Empathy is not about lowering standards or making excuses for poor performance. It is the ability to understand the internal and external factors that influence a person's ability to meet those standards. When a leader practices empathy, they are gathering data — seeking to understand why a gap exists so they can help bridge it.
Robert K. Greenleaf, founder of the modern servant leadership movement, drew the line clearly: "Servant leadership always empathizes, always accepts the person, but sometimes refuses to accept some of the person's effort or performance as good enough."
Accept the person. Hold the standard. Those two moves are not in conflict — they are sequential.
How High-Performing Leaders Practice Accountability and Empathy in Leadership
Leaders who hold both well aren't doing something mysterious. They're doing something deliberate. Four practices distinguish them consistently.

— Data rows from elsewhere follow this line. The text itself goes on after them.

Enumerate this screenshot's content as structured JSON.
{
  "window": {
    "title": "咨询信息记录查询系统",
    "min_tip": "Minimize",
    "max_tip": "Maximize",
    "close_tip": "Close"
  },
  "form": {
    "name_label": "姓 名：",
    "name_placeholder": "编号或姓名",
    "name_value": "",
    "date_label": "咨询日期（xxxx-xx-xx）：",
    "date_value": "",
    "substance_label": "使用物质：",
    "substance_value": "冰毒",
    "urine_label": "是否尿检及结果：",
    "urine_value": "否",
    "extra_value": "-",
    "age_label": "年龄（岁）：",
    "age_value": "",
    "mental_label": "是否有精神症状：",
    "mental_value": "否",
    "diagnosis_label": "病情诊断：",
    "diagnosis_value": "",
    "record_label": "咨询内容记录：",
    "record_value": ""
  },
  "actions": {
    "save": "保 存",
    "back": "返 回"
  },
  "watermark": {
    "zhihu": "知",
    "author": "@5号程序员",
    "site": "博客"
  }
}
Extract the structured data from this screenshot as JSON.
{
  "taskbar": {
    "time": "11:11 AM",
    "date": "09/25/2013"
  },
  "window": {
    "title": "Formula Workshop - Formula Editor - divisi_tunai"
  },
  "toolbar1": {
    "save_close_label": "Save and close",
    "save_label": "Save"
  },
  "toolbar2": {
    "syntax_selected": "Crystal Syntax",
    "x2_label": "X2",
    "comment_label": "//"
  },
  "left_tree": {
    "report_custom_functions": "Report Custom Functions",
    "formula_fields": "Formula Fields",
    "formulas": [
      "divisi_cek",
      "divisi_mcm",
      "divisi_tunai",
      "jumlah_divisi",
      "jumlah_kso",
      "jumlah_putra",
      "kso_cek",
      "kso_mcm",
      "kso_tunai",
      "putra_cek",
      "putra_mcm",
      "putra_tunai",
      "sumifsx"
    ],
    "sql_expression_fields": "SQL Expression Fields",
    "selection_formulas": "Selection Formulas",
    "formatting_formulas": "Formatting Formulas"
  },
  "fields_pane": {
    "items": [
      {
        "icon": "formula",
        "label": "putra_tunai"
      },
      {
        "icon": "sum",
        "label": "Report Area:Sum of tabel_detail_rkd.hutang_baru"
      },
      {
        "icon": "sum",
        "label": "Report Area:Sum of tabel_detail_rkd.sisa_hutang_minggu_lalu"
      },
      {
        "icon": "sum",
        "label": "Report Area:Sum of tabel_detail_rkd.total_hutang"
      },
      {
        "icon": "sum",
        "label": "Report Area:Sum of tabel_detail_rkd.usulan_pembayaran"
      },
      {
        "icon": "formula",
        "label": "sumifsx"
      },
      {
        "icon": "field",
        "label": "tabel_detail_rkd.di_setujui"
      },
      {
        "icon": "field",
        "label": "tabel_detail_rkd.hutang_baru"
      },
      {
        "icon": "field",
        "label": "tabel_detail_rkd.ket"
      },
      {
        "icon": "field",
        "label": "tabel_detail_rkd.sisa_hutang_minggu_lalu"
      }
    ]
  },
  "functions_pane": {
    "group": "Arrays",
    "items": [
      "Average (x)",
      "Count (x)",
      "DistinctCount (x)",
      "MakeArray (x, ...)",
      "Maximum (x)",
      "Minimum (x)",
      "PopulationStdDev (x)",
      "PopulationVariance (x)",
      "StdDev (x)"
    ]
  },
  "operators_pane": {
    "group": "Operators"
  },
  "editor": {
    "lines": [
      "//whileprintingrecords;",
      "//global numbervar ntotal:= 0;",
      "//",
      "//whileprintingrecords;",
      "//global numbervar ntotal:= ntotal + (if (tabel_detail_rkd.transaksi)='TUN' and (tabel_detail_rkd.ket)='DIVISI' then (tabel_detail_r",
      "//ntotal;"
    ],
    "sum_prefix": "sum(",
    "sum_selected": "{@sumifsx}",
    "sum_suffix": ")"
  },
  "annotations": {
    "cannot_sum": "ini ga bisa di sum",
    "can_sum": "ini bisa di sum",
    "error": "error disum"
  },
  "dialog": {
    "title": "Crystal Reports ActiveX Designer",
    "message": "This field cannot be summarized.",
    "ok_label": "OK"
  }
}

Clarity without harshness. High standards are communicated directly, without ambiguity. Expectations are defined early and reinforced consistently. Yet the tone remains constructive, not punitive. Instead of "you failed to meet expectations," the leader says "here is where the outcome fell short, and here is how we can strengthen it together." That shift preserves both performance integrity and human dignity.
Curiosity before judgment. When results miss the mark, effective leaders ask questions before drawing conclusions. What constraints affected performance? What assumptions influenced decisions? What support may have been missing? This does not excuse poor performance — it informs better decisions about how to address it.
Ownership with support. Accountability remains non-negotiable. Outcomes matter. But leaders pair that ownership with genuine support — providing resources where gaps exist, offering coaching where capability needs development, removing barriers that hinder execution. This creates an environment where individuals are responsible for results and equipped to achieve them.
Consistent standards as an act of empathy. This point is often missed. It is unfair to high performers when a leader allows underperformance to go unaddressed. By holding everyone accountable, you protect the culture and the morale of your most dedicated people. Consistency isn't coldness — it's respect for the whole team.
Building a Culture of Candor and Connection
One of the most practical ways to blend these two forces is through what Kim Scott, former executive at Google and Apple and author of Radical Candor: Be a Kick-Ass Boss Without Losing Your Humanity, describes as caring personally while challenging directly.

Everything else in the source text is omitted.